Dans les bouges

où nous enivrions, il pleurait en considérant ceux qui nous entouraient, bétail de la misère. Il

relevait les ivrognes dans les rues noires. Il avait la pitié d'une mère méchante pour les petits

enfants. - Il s'en allait avec des gentillesses de petite fille au catéchisme. - Il feignait d'être éclairé

sur tout, commerce, art, médecine. - Je le suivais, il le faut!

"Je voyais tout le décor dont, en esprit, il s'entourait; vêtements, draps, meubles: je lui prêtais des

armes, une autre figure. Je voyais tout ce qui le touchait, comme il aurait voulu le créer pour lui.

Quand il me semblait avoir l'esprit inerte, je le suivais, moi, dans des actions étranges et

compliquées, loin, bonnes ou mauvaises: j'étais sûre de ne jamais entrer dans son monde. A côté de

son cher corps endormi, que d'heures des nuits j'ai veillé, cherchant pourquoi il voulait tant s'évader

de la réalité. Jamais l'homme n'eut pareil voeu. Je reconnaissais, - sans craindre pour lui, - qu'il

pouvait être un sérieux danger dans la société. - Il a peut-être des secrets pour changer la vie? Non,

il ne fait qu'en chercher, me répliquais-je. Enfin sa charité est ensorcelée, et j'en suis la prisonnière.

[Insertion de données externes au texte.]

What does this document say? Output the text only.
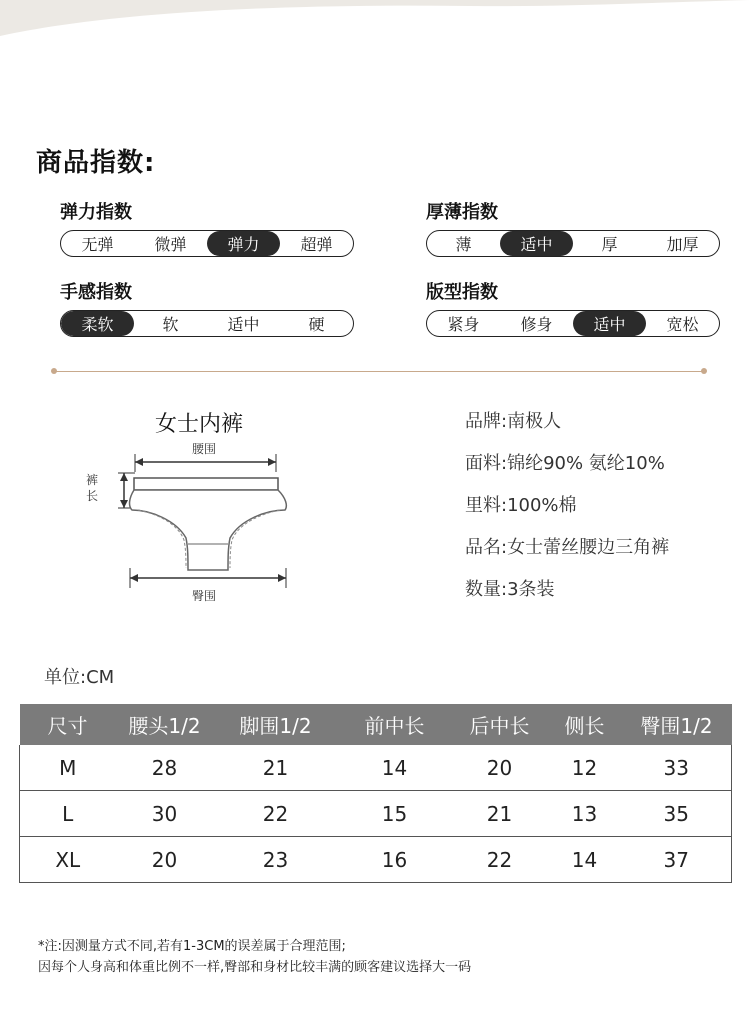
商品指数:
弹力指数
无弹	微弹	弹力	超弹
厚薄指数
薄	适中	厚	加厚
手感指数
柔软	软	适中	硬
版型指数
紧身	修身	适中	宽松
女士内裤
腰围
裤
长
臀围
品牌:南极人
面料:锦纶90% 氨纶10%
里料:100%棉
品名:女士蕾丝腰边三角裤
数量:3条装
单位:CM
尺寸	腰头1/2	脚围1/2	前中长	后中长	侧长	臀围1/2
M	28	21	14	20	12	33
L	30	22	15	21	13	35
XL	20	23	16	22	14	37
*注:因测量方式不同,若有1-3CM的误差属于合理范围;
因每个人身高和体重比例不一样,臀部和身材比较丰满的顾客建议选择大一码
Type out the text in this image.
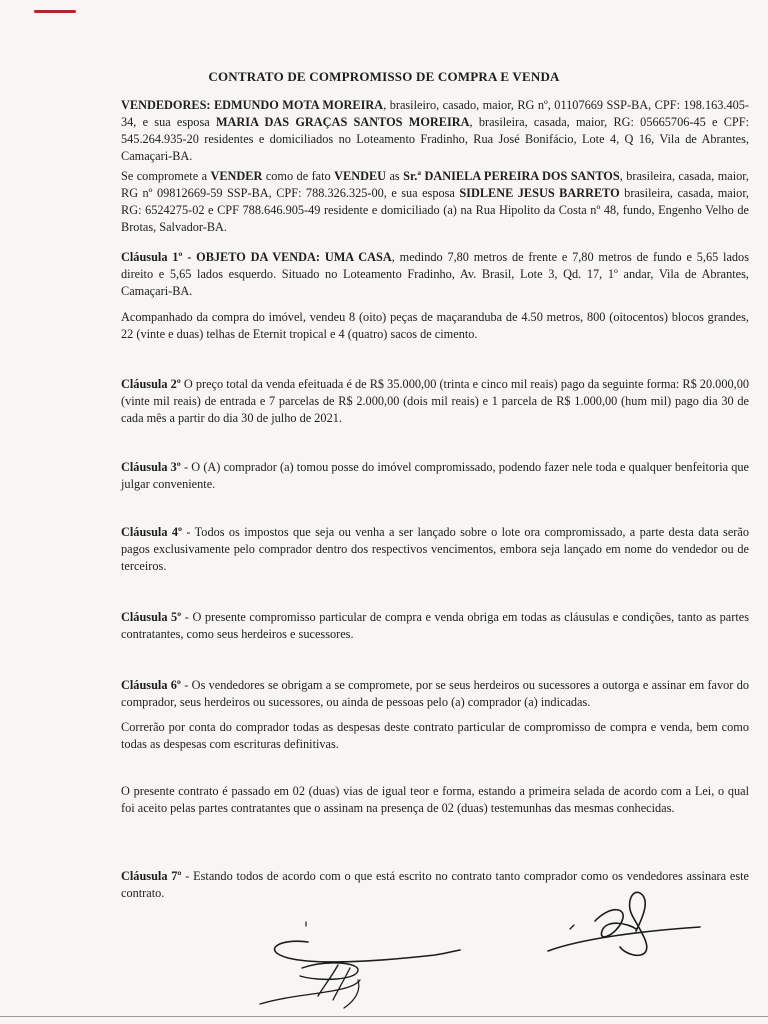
CONTRATO DE COMPROMISSO DE COMPRA E VENDA

VENDEDORES: EDMUNDO MOTA MOREIRA, brasileiro, casado, maior, RG nº, 01107669 SSP-BA, CPF: 198.163.405-34, e sua esposa MARIA DAS GRAÇAS SANTOS MOREIRA, brasileira, casada, maior, RG: 05665706-45 e CPF: 545.264.935-20 residentes e domiciliados no Loteamento Fradinho, Rua José Bonifácio, Lote 4, Q 16, Vila de Abrantes, Camaçari-BA.

Se compromete a VENDER como de fato VENDEU as Sr.ª DANIELA PEREIRA DOS SANTOS, brasileira, casada, maior, RG nº 09812669-59 SSP-BA, CPF: 788.326.325-00, e sua esposa SIDLENE JESUS BARRETO brasileira, casada, maior, RG: 6524275-02 e CPF 788.646.905-49 residente e domiciliado (a) na Rua Hipolito da Costa nº 48, fundo, Engenho Velho de Brotas, Salvador-BA.

Cláusula 1º - OBJETO DA VENDA: UMA CASA, medindo 7,80 metros de frente e 7,80 metros de fundo e 5,65 lados direito e 5,65 lados esquerdo. Situado no Loteamento Fradinho, Av. Brasil, Lote 3, Qd. 17, 1º andar, Vila de Abrantes, Camaçari-BA.

Acompanhado da compra do imóvel, vendeu 8 (oito) peças de maçaranduba de 4.50 metros, 800 (oitocentos) blocos grandes, 22 (vinte e duas) telhas de Eternit tropical e 4 (quatro) sacos de cimento.

Cláusula 2º O preço total da venda efeituada é de R$ 35.000,00 (trinta e cinco mil reais) pago da seguinte forma: R$ 20.000,00 (vinte mil reais) de entrada e 7 parcelas de R$ 2.000,00 (dois mil reais) e 1 parcela de R$ 1.000,00 (hum mil) pago dia 30 de cada mês a partir do dia 30 de julho de 2021.

Cláusula 3º - O (A) comprador (a) tomou posse do imóvel compromissado, podendo fazer nele toda e qualquer benfeitoria que julgar conveniente.

Cláusula 4º - Todos os impostos que seja ou venha a ser lançado sobre o lote ora compromissado, a parte desta data serão pagos exclusivamente pelo comprador dentro dos respectivos vencimentos, embora seja lançado em nome do vendedor ou de terceiros.

Cláusula 5º - O presente compromisso particular de compra e venda obriga em todas as cláusulas e condições, tanto as partes contratantes, como seus herdeiros e sucessores.

Cláusula 6º - Os vendedores se obrigam a se compromete, por se seus herdeiros ou sucessores a outorga e assinar em favor do comprador, seus herdeiros ou sucessores, ou ainda de pessoas pelo (a) comprador (a) indicadas.

Correrão por conta do comprador todas as despesas deste contrato particular de compromisso de compra e venda, bem como todas as despesas com escrituras definitivas.

O presente contrato é passado em 02 (duas) vias de igual teor e forma, estando a primeira selada de acordo com a Lei, o qual foi aceito pelas partes contratantes que o assinam na presença de 02 (duas) testemunhas das mesmas conhecidas.

Cláusula 7º - Estando todos de acordo com o que está escrito no contrato tanto comprador como os vendedores assinara este contrato.
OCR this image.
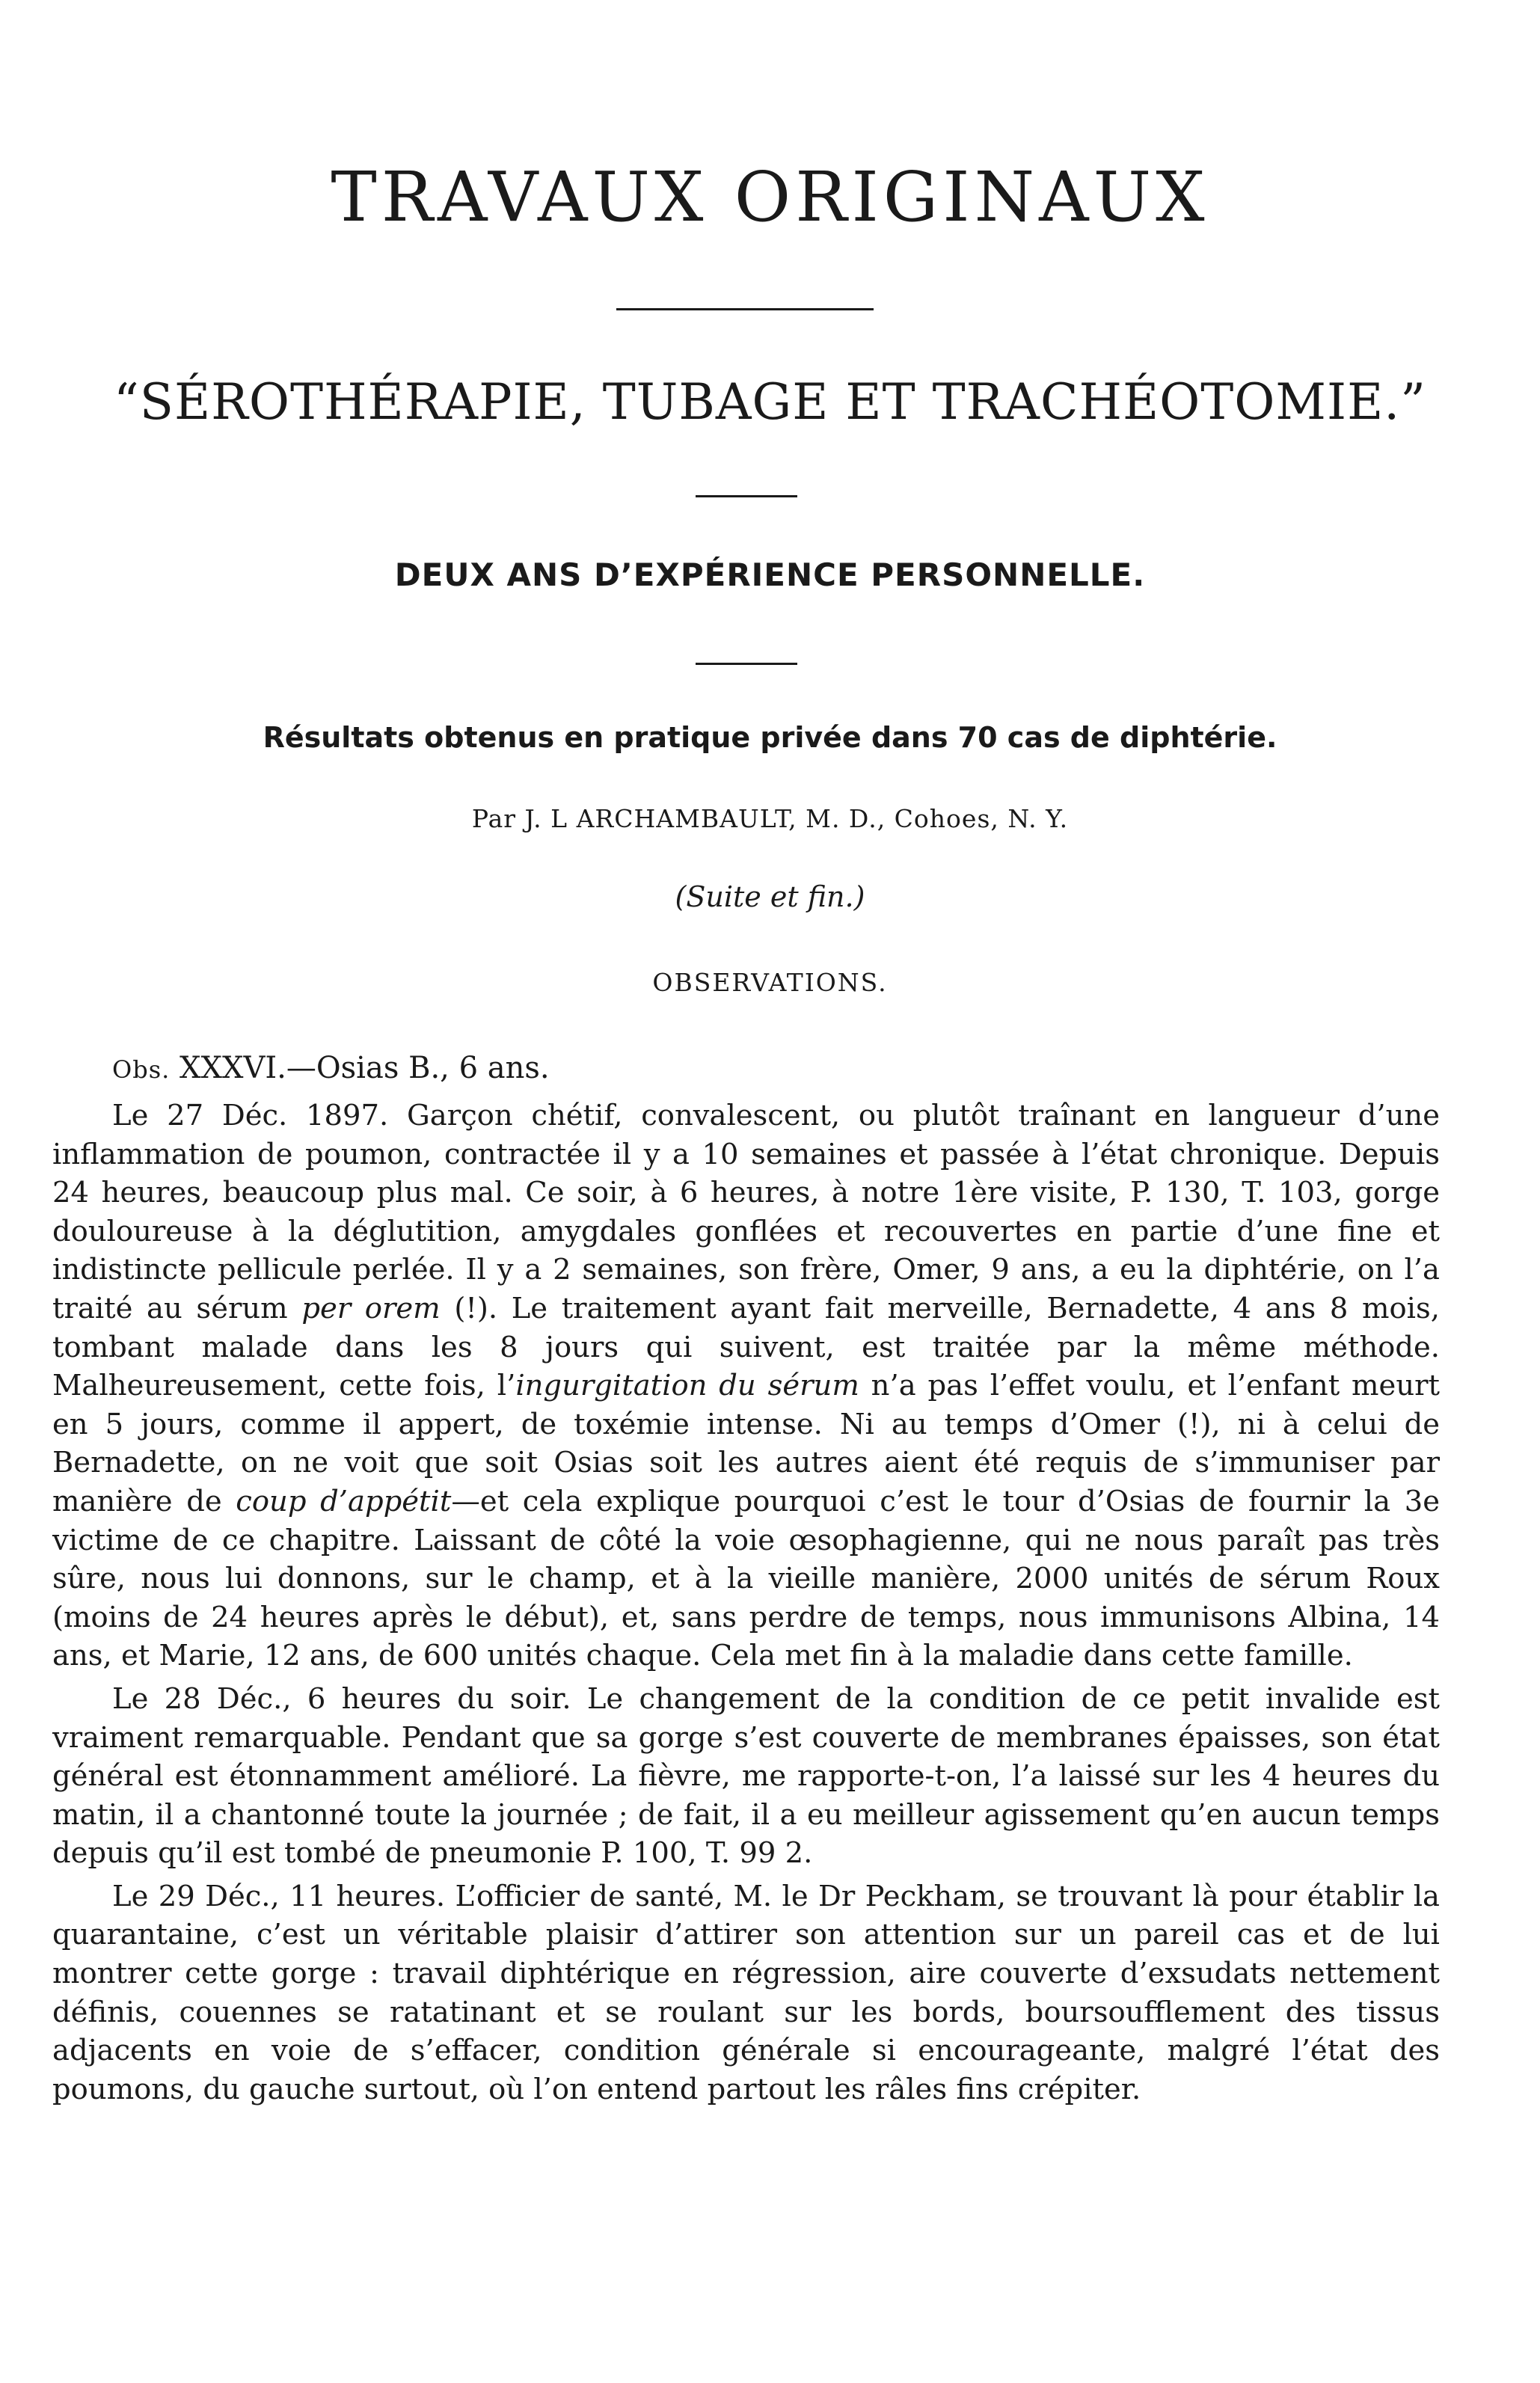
TRAVAUX ORIGINAUX
“SÉROTHÉRAPIE, TUBAGE ET TRACHÉOTOMIE.”
DEUX ANS D’EXPÉRIENCE PERSONNELLE.
Résultats obtenus en pratique privée dans 70 cas de diphtérie.
Par J. L ARCHAMBAULT, M. D., Cohoes, N. Y.
(Suite et fin.)
OBSERVATIONS.
Obs. XXXVI.—Osias B., 6 ans.

Le 27 Déc. 1897. Garçon chétif, convalescent, ou plutôt traînant en langueur d’une inflammation de poumon, contractée il y a 10 semaines et passée à l’état chronique. Depuis 24 heures, beaucoup plus mal. Ce soir, à 6 heures, à notre 1ère visite, P. 130, T. 103, gorge douloureuse à la déglutition, amygdales gonflées et recouvertes en partie d’une fine et indistincte pellicule perlée. Il y a 2 semaines, son frère, Omer, 9 ans, a eu la diphtérie, on l’a traité au sérum per orem (!). Le traitement ayant fait merveille, Bernadette, 4 ans 8 mois, tombant malade dans les 8 jours qui suivent, est traitée par la même méthode. Malheureusement, cette fois, l’ingurgitation du sérum n’a pas l’effet voulu, et l’enfant meurt en 5 jours, comme il appert, de toxémie intense. Ni au temps d’Omer (!), ni à celui de Bernadette, on ne voit que soit Osias soit les autres aient été requis de s’immuniser par manière de coup d’appétit—et cela explique pourquoi c’est le tour d’Osias de fournir la 3e victime de ce chapitre. Laissant de côté la voie œsophagienne, qui ne nous paraît pas très sûre, nous lui donnons, sur le champ, et à la vieille manière, 2000 unités de sérum Roux (moins de 24 heures après le début), et, sans perdre de temps, nous immunisons Albina, 14 ans, et Marie, 12 ans, de 600 unités chaque. Cela met fin à la maladie dans cette famille.

Le 28 Déc., 6 heures du soir. Le changement de la condition de ce petit invalide est vraiment remarquable. Pendant que sa gorge s’est couverte de membranes épaisses, son état général est étonnamment amélioré. La fièvre, me rapporte-t-on, l’a laissé sur les 4 heures du matin, il a chantonné toute la journée ; de fait, il a eu meilleur agissement qu’en aucun temps depuis qu’il est tombé de pneumonie P. 100, T. 99 2.

Le 29 Déc., 11 heures. L’officier de santé, M. le Dr Peckham, se trouvant là pour établir la quarantaine, c’est un véritable plaisir d’attirer son attention sur un pareil cas et de lui montrer cette gorge : travail diphtérique en régression, aire couverte d’exsudats nettement définis, couennes se ratatinant et se roulant sur les bords, boursoufflement des tissus adjacents en voie de s’effacer, condition générale si encourageante, malgré l’état des poumons, du gauche surtout, où l’on entend partout les râles fins crépiter.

Aucune autre âme n'aurait assez de force, - force de désespoir! - pour la supporter, - pour être

protégée et aimée par lui. D'ailleurs, je ne me le figurais pas avec une autre âme: on voit son Ange,

jamais l'Ange d'un autre, - je crois. J'étais dans son âme comme dans un palais qu'on a vidé pour ne

pas voir une personne si peu noble que vous: voilà tout. Hélas! je dépendais bien de lui. Mais que

voulait-il avec mon existence terne et lâche? Il ne me rendait pas meilleure, s'il ne me faisait pas

mourir! Tristement dépitée, je lui dis quelquefois: "Je te comprends." Il haussait les épaules.

"Ainsi, mon chagrin se renouvelant sans cesse, et me trouvant plus égarée à mes yeux, - comme à

tous les yeux qui auraient voulu me fixer, si je n'eusse été condamnée pour jamais à l'oubli de tous!

- j'avais de plus en plus faim de sa bonté. Avec ses baisers et ses étreintes amies, c'était bien un ciel,

un sombre ciel, où j'entrais, et où j'aurais voulu être laissée, pauvre, sourde, muette, aveugle. Déjà

j'en prenais l'habitude. Je nous voyais comme deux bons enfants, libres de se promener dans le

Paradis de tristesse. Nous nous accordions. Bien émus, nous travaillions ensemble. Mais, après une

pénétrante caresse, il disait: "Comme ça te paraîtra drôle, quand je n'y serai plus, ce par quoi tu as

passé. Quand tu n'auras plus mes bras sous ton cou, ni mon coeur pour t'y reposer, ni cette bouche

sur tes yeux. Parce qu'il faudra que je m'en aille, très loin, un jour. Puis il faut que j'en aide d'autres:

c'est mon devoir. Quoique ce ne soit guère ragoûtant..., chère âme..." Tout de suite je me

pressentais, lui parti, en proie au vertige, précipitée dans l'ombre la plus affreuse: la mort. Je lui

faisais promettre qu'il ne me lâcherait pas. Il l'a faite vingt fois, cette promesse d'amant. C'était

aussi frivole que moi lui disant: "Je te comprends."

"Ah! je n'ai jamais été jalouse de lui. Il ne me quittera pas, je crois.